MATT Hancock has lashed back at Dominic Cummings for his “completely wrong” claims he lied to the PM about care home testing.
The fuming Health secretary hit out after being accused of misleading Boris Johnson and the public over the pandemic response.
It is his most outspoken attack yet on the former No 10 chief adviser in response to the bombshell evidence he gave to MPs. He categorically denied allegations he lied about people being sent from hospitals into care homes without being tested.
Mr Cummings said the health secretary should’ve been sacked at least 15 times for failing to tell the truth.

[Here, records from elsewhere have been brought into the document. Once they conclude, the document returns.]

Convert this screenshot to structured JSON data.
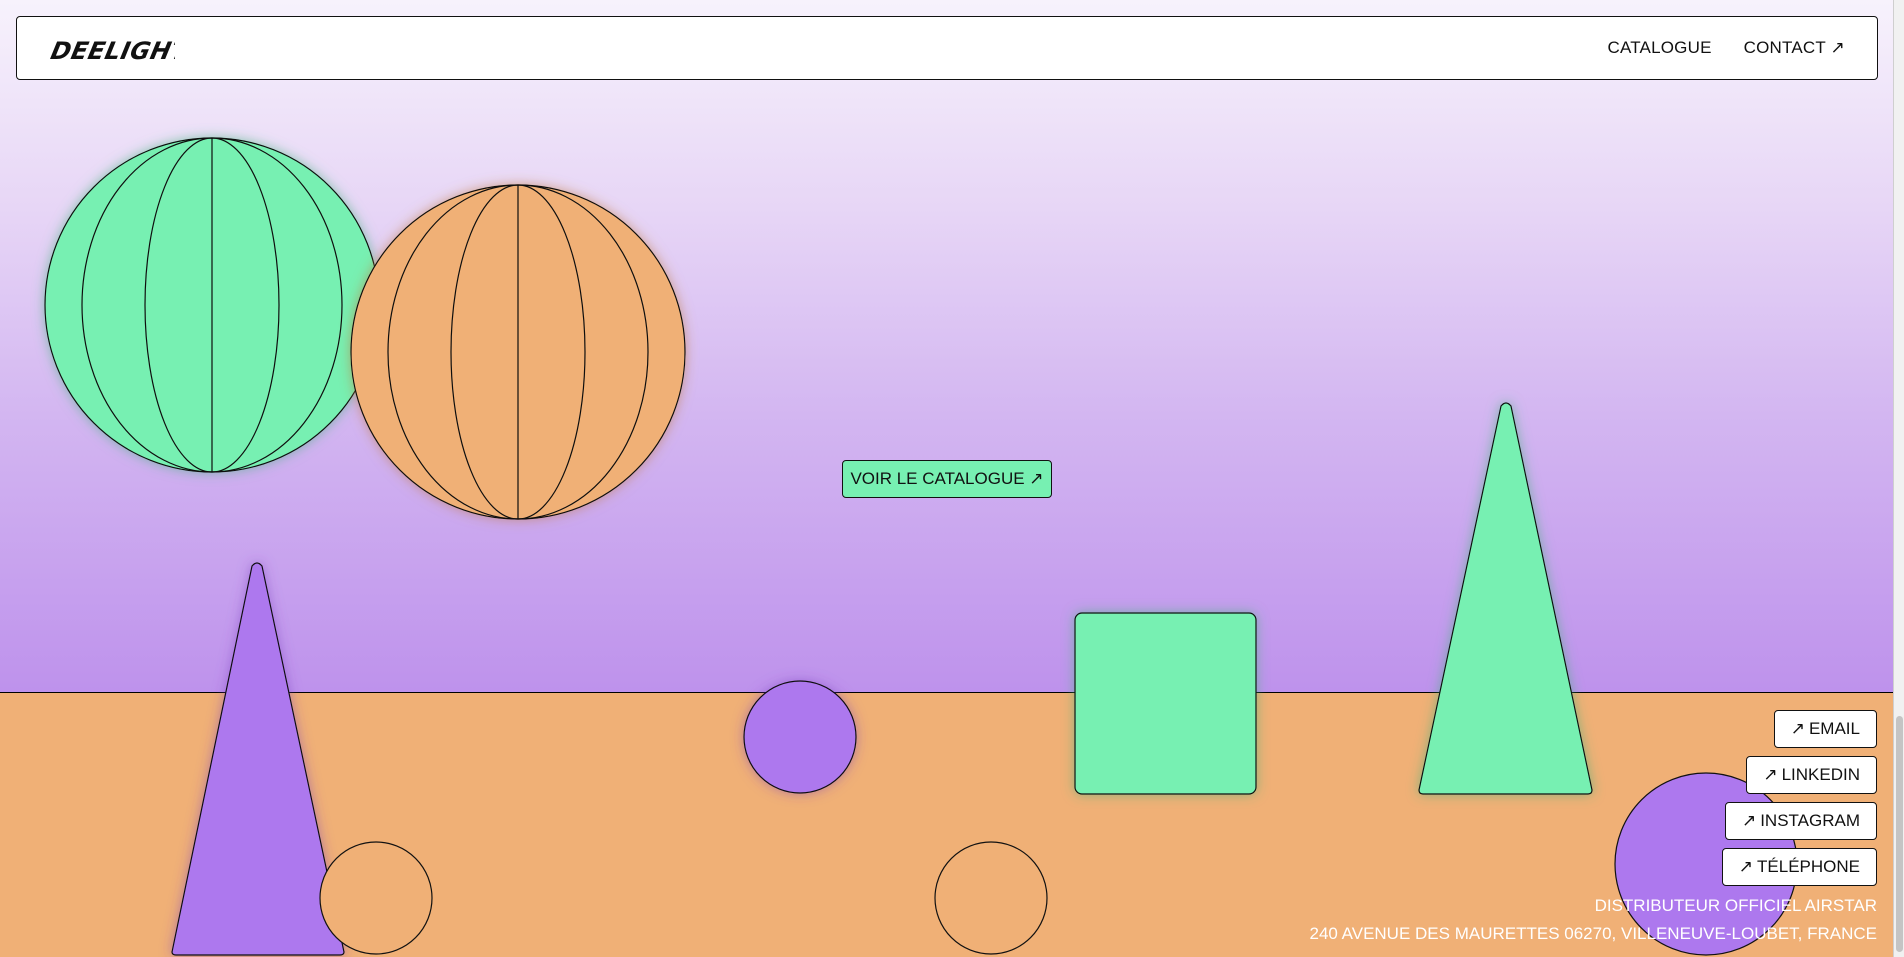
{
  "header": {
    "logo_text": "DEELIGHT",
    "nav": [
      {
        "label": "CATALOGUE"
      },
      {
        "label": "CONTACT ↗"
      }
    ]
  },
  "hero": {
    "cta_label": "VOIR LE CATALOGUE ↗"
  },
  "contact_links": [
    {
      "label": "EMAIL"
    },
    {
      "label": "LINKEDIN"
    },
    {
      "label": "INSTAGRAM"
    },
    {
      "label": "TÉLÉPHONE"
    }
  ],
  "link_arrow": "↗",
  "footer": {
    "line1": "DISTRIBUTEUR OFFICIEL AIRSTAR",
    "line2": "240 AVENUE DES MAURETTES 06270, VILLENEUVE-LOUBET, FRANCE"
  },
  "colors": {
    "mint": "#77f0b2",
    "orange": "#f0b076",
    "purple": "#ad78ee",
    "ink": "#111111"
  }
}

But asked if he’d always been honest, Mr Hancock blasted back: “Yes of course I have, both in private and in public. That’s how I approached the whole thing, so these allegations are completely wrong.”
Pressed on whether he told the PM back in March that people being sent to care homes from hospitals were being tested when he knew they weren’t, he replied: “No, I did not.” And when it was put to him that Mr Cummings surely knew what was going on at the time, he jibed: “Well, maybe he should have.”
The health secretary admitted some elderly patients had to be discharged without being swabbed because there weren’t enough kits available. He added: “The clinical advice at the time was hospital is a dangerous place for people, who might end up getting Covid after they’ve taken the test but before the result comes through.
“The advice was that very few people would be able to pass on Covid if they didn’t have any symptoms, so the testing was reserved for those who had symptoms.”
Mr Hancock defended his record in handling the pandemic and said he oversaw an “extraordinary expansion” in testing capacity.
But asked if he’d follow Mr Cummings in apologising to families who lost loved ones, he replied: “What I’d say is that at the time we followed the best clinical advice.
“Everybody was working as hard as possible to protect as many lives as possible.”